Dark nimbus clouds appeared in the sky. The Sun made a brief appearance giving an impression of a hesitant visitor. Then it’s enchanting game of hide-and- seeks along with the winds and the clouds started. At last the heavens opened and generously burst into tears. It is impossible to think of any life on earth without water and there would have been no life had there been no brooks and streams. We are an agrarian economy, entirely depending on water.
Claps of thunder sounded and streaks of lightning lit up the firmament. The wind and the rains had engaged in a merry dance causing havoc to the surroundings. Frogs made their appearance all of a sudden. The notes of their croaks went higher and higher as the water brought bliss to them. The Dracula-type mosquitoes merrily fed on our blood.
I opened the front door to watch the monsoon jazz of nature. I was wonder-struck with its fury of violent thunderstorm and forked lightning — Nature’s most magical and mesmerizing moments. The rain whistled in the wind; and streams of rain water merrily raced down the gutters. I saw the trees on our land bent this way and that; bravely holding on to their roots. But a huge tree was pulled out from the earth and knocked down on the ground to rot.
A senior citizen, standing next to me said: “That’s the first lesson that nature teaches. The rigid and unbending trees are pulled out and fall on the ground; the flexible and the adaptable live to grow taller and taller and stay firmly on the ground with its green leaves dancing in the breeze along with the birds and the bees, on every hill.”
I started linking his observation, regarding the trees to the rigid pride and flexible humility of human beings. Proud people who breakfast with the wealthy; lunch with the greedy and fall like the tree with shame. The humble and the flexible plant life is like the humble folks who adapt and adjust to any circumstances and live in peace and are more successful in life.
Host and guests from our homes fall in the grave and a new generation sneak a look at the passersby, through the windows of their ancestral house like the trees shedding their yellow leaves and shooting its new green foliage. They teach us to bend and provide cool shade of understanding others; not to break like the unbending proud trees.
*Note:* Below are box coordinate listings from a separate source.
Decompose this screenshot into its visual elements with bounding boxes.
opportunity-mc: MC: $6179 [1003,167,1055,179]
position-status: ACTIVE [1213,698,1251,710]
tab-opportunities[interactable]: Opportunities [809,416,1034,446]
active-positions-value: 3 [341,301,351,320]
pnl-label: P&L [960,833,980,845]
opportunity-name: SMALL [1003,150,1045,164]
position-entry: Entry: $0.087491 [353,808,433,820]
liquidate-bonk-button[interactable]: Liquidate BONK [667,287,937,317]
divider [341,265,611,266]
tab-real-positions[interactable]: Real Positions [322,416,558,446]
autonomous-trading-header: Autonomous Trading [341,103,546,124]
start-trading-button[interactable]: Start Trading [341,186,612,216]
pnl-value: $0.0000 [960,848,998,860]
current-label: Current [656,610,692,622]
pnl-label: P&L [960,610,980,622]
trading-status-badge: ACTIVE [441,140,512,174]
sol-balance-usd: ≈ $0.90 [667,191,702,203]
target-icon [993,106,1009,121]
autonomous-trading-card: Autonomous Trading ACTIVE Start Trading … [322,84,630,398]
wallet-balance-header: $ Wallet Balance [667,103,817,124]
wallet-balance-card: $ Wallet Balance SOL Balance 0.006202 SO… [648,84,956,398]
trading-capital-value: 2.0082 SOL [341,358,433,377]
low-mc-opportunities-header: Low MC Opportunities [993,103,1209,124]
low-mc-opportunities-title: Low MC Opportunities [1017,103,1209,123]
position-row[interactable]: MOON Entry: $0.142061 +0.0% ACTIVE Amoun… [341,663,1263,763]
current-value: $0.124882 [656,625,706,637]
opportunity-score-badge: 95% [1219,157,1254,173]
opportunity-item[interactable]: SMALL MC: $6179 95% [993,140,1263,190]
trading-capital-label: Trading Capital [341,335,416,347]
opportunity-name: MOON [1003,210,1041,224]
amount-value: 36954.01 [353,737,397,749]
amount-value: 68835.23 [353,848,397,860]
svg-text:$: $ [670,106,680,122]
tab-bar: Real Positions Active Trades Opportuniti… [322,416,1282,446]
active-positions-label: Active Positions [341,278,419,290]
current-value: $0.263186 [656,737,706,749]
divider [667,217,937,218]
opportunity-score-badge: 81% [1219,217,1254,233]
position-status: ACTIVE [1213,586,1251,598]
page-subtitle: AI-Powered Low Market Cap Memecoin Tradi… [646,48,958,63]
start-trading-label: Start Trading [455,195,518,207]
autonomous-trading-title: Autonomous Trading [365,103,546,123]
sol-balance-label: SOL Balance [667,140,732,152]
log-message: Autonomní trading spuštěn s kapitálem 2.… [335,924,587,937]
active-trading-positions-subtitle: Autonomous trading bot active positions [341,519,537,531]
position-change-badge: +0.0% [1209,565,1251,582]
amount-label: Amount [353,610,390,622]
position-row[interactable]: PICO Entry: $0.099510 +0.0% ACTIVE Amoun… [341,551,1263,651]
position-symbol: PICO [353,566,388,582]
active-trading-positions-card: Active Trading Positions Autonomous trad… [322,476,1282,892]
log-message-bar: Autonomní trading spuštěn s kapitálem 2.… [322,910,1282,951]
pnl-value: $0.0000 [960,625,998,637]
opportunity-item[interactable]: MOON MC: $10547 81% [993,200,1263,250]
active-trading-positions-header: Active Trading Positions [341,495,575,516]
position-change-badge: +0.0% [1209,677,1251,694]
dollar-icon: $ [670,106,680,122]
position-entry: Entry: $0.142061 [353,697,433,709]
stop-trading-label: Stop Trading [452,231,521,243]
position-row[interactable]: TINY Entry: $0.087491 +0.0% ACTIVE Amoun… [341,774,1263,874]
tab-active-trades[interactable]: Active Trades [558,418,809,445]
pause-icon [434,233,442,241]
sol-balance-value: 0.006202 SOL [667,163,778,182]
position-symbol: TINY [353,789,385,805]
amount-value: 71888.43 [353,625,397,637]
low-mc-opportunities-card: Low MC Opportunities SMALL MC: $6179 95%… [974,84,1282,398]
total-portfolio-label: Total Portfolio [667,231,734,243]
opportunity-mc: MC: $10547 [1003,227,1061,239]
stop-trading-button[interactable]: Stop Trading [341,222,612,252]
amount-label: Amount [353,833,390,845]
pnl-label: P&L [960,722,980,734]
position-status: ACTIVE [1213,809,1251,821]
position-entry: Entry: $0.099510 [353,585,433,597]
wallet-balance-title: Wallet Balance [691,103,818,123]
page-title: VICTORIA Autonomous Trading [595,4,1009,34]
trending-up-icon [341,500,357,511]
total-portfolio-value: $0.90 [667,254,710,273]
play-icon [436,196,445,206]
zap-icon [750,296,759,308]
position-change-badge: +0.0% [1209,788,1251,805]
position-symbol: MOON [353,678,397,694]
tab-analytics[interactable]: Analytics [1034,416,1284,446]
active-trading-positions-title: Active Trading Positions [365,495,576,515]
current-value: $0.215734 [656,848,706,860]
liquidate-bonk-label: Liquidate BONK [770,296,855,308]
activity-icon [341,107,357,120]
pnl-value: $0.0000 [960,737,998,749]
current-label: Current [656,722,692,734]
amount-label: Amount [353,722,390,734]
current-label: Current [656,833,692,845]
Memory plays a big role in our life. It brings to mind a precious moment that occurred in the past. Yes, mind forgets nothing! My thoughts traveled back smoothly and effortlessly over the years going back, in those good old days: whenever there was an unusual delay of monsoon, our farmers would go in a procession with the statue of St. Anton singing: “Sant Anton paus gall, paus gall” (St. Anthony pour the rain, pour the rain). Often such prayers went up and blessings came down in the form of rain.
Thank God! The rains have finally come — Showers of relief from the sweltering spell of scorching heat. Rain fell non-stop like the non-stop Konkani ‘tiatro’ (drama). I enjoy the monsoon. I enter my comfortable room and play on my keyboard the song: “Raindrops keep falling on my head.”